Gaza est détruite au-delà de toute nécessité militaire. © GETTY IMAGES

7-Octobre, un an après: l’Occident en accusation

Gérald Papy
Gérald Papy Rédacteur en chef adjoint

«Le consentement à l’écrasement de Gaza» par Israël de la part des Etats occidentaux restera-t-il comme une honte en regard de l’ordre moral du monde?

La violence, la disproportion et l’indifférence au sort des civils de la réponse israélienne au massacre du 7-Octobre posent légitimement des questions. Elles sont portées, parfois de façon radicale, par Didier Fassin, professeur au Collège de France, dans Une étrange défaite et par l’historien et professeur à l’université Cornell, aux Etats-Unis, Enzo Traverso, dans Gaza devant l’histoire. Elles visent, bien sûr, le gouvernement israélien, mais aussi les dirigeants des pays occidentaux, à l’indifférence coupable.

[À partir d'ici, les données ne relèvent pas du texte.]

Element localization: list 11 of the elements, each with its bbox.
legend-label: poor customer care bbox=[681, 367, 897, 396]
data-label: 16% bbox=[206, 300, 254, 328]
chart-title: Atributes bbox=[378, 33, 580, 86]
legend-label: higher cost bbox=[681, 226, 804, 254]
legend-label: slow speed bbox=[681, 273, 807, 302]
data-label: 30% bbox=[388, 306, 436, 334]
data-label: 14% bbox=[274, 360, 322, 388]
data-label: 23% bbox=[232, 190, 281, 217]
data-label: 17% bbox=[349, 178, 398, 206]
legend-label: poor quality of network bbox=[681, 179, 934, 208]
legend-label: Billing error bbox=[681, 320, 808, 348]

«Le consentement à l’écrasement de Gaza a créé une immense béance dans l’ordre moral du monde», assène ainsi Didier Fassin, qui estime qu’il «laissera une trace indélébile dans la mémoire des sociétés qui en seront comptables». Le blanc-seing accordé au Premier ministre Benjamin Netanyahou et à son ministre de la Défense, Yoav Gallant, pour punir collectivement les Gazaouis, au nom de l’horreur du massacre du Hamas et du droit d’Israël à se défendre, est d’autant plus choquant, pour l’auteur, que la Cour internationale de justice a demandé à Israël, en janvier 2024, de «prendre toutes les mesures en son pouvoir pour prévenir tout acte de génocide», preuve que le risque existe. «Le paradoxe est […] que cette abdication morale des Etats a été justifiée au nom de la morale même», ajoute Didier Fassin, faisant référence à la responsabilité historique des pays européens à l’égard des Juifs après l’Holocauste.

«La destruction de Gaza est l’aboutissement d’un long processus d’oppression et de déracinement.»

C’est pourquoi le professeur au Collège de France estime que «l’acquiescement à la guerre à Gaza et à ses conséquences rend pour longtemps illégitime et inopérante l’invocation des droits humains et de la raison humanitaire par celles et ceux qui ont participé à cette abdication morale» et que l’image d’Israël sera durablement et profondément dégradée par cette guerre.

Enzo Traverso en donne sa vision, tout aussi dévastatrice pour le crédit de l’Etat hébreu: «La bande de Gaza, territoire habité par 2,4 millions de personnes soumises à une ségrégation totale depuis douze ans, est donc devenue le berceau du mal, où des assassins sans scrupules agissent en toute impunité, transformant les civils en « boucliers humains ». La réalité, c’est que la destruction de Gaza est l’aboutissement d’un long processus d’oppression et de déracinement.» Lui aussi questionne l’Occident pour ce «permis de tuer» accordé aux soldats israéliens et pour cette indifférence face à «une destruction unilatérale, continue, inexorable». Le double standard appliqué à l’Ukraine et à la Palestine «suscite l’incompréhension et l’indignation de la planète entière», rappelle Enzo Traverso. L’Occident s’en remettra-t-il?